Im Kreis Altenkirchen waren Ende August 4588 Menschen arbeitslos gemeldet, 91 weniger als im Juli. Im Vergleich zum August 2996 konnte die Arbeitslosigkeit um 1214 oder 20,9 Prozent gesenkt werden. Im Zuständigkeitsbereich der ARGE Altenkirchen hat die Zahl der Arbeitslosen um 55 auf 2698 abgenommen, bei den Agenturen für Arbeit in Altenkirchen und in Betzdorf um 36 auf 1890 Personen. Die Arbeitslosenquote sank im Vergleich zum Vormonat um 0,2 Prozentpunkte auf 6,6 Prozent (Kreis Neuwied: 6,9 Prozent). Im August des Vorjahres lag sie noch bei 8,6 Prozent.
Auch im Kreis Altenkirchen haben Männer stärker vom Rückgang der Arbeitslosigkeit profitiert als Frauen: Binnen Jahresfrist sank die Arbeitslosigkeit bei Männern um 26,2 Prozent auf 1980, bei den Frauen um 16,4 Prozent auf etwa 2600. Der Anteil der Frauen an allen Arbeitslosen beträgt 56,8 Prozent und ist damit um drei Prozent höher als im August 2006.
Bei den Personen unter 25 Jahren sind im Jahresvergleich mit 671 jungen Menschen etwa ein Viertel weniger arbeitslos.
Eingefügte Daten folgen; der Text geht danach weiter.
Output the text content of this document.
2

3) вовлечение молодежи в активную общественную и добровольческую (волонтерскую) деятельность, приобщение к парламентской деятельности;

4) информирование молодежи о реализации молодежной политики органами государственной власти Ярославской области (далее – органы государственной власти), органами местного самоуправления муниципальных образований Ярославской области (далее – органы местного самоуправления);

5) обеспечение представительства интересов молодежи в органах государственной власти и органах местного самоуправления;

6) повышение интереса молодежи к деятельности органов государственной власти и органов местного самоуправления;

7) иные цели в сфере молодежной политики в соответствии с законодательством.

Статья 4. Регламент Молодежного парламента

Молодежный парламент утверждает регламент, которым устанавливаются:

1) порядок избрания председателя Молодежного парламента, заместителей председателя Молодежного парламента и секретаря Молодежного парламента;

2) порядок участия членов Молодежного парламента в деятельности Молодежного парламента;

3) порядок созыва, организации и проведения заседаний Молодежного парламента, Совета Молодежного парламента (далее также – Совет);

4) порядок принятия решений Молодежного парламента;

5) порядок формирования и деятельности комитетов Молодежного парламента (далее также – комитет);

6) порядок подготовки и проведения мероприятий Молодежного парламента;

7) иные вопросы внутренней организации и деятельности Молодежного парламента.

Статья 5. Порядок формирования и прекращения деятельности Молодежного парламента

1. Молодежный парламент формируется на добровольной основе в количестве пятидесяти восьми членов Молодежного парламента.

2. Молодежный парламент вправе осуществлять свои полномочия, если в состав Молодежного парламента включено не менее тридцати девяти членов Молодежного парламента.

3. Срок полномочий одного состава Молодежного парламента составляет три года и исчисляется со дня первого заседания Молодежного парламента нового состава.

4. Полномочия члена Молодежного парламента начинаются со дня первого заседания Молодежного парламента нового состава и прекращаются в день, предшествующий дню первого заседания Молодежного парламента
Der Trend gilt auch im AK-Land ebenso für die Langzeitarbeitslosen: Mit 1578 Männern und Frauen sind im Vergleich zum Vorjahr 25 Prozent weniger Menschen ohne Arbeit. Dies gilt auch im AK-Land für die Älteren: Im August waren 1160 Frauen und Männer im Alter von 50 bis 65 arbeitslos, das sind 281 oder 19,5 Prozent weniger als vor einem Jahr.
Im Kreis Altenkirchen haben die Unternehmen für eine ungeförderte Beschäftigung 175 offene Arbeitsstellen neu gemeldet, geringfügig mehr als im Juli. Insgesamt stehen 361 ungeförderte Stellen zur Bestzung bereit, 13 weniger als im August 2006.
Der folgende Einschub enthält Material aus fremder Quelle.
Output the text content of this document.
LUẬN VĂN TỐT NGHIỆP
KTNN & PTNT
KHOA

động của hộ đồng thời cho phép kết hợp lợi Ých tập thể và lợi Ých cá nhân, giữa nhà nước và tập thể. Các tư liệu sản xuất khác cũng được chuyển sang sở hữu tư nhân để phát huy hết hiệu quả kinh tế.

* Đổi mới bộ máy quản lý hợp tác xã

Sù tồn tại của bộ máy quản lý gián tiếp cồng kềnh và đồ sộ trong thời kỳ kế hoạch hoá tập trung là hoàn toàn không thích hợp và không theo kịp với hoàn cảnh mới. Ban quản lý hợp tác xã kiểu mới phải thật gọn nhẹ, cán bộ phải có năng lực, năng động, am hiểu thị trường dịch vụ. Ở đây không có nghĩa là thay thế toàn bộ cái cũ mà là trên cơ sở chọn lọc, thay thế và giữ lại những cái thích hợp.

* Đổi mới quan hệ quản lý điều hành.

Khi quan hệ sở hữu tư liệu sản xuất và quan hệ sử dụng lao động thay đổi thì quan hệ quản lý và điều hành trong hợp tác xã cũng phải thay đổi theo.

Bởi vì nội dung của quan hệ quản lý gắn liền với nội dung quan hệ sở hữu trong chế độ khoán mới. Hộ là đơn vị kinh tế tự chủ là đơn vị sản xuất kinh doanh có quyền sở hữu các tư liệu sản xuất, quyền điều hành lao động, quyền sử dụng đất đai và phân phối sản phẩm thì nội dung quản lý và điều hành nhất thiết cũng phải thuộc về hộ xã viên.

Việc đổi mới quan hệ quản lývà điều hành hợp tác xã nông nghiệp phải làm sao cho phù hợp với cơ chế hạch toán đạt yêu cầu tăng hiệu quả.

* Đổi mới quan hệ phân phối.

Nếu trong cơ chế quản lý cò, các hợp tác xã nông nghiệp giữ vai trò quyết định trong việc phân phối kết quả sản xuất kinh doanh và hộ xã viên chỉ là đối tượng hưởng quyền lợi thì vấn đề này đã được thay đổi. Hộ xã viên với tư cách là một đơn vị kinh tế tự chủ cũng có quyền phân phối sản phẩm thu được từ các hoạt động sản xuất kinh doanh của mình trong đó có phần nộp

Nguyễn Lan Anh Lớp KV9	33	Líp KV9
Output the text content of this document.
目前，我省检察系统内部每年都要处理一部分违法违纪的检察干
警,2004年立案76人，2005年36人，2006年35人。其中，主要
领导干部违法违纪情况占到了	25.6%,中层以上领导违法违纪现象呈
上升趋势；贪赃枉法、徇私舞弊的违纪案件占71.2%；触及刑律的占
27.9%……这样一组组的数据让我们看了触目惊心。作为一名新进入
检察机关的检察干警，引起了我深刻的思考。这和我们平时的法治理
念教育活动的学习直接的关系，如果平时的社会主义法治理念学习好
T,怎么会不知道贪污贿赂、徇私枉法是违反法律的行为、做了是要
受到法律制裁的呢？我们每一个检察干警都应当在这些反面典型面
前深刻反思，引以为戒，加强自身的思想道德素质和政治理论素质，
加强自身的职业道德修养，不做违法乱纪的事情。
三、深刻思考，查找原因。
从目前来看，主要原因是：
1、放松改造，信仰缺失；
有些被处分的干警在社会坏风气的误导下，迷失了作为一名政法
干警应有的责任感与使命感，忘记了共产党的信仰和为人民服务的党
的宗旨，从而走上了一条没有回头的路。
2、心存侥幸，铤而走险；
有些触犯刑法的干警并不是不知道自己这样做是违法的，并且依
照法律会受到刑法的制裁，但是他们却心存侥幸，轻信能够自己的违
Was den Ausbioldungsmarkt betrifft, so suchen viele junge Menschen nach wie vor einen Ausbildungsplatz. Aktuell steheh etwa 120 (Kreis Neuwied 68, Kreis Altenkirchen 55) freien Ausbildungsstellen knapp 660 (Kreis Neuwied 415, Kreis Altenkirchen 244) Bewerber gegenüber, die bisher weder einen Ausbildungsplatz noch eine sonstige Aus- und Weiterbildungsperspektive gefunden haben. Karl-Ernst Starfeld: "Wir arbeiten in unserem Netzwerk der Ausbildungsmarktpartner mit Hochdruck daran, jedem motivierten Jugendlichen einen für ihn sinnvollen Weg zu eröffnen. Das Ziel es Ausbildungspaktes, bis zum Jahresende jedem ausbildungsfähigen und -willigen Jugendlichen eine Ausbildungschance zu garantieren, ist ehrgeizig, kann aber noch erreicht werden."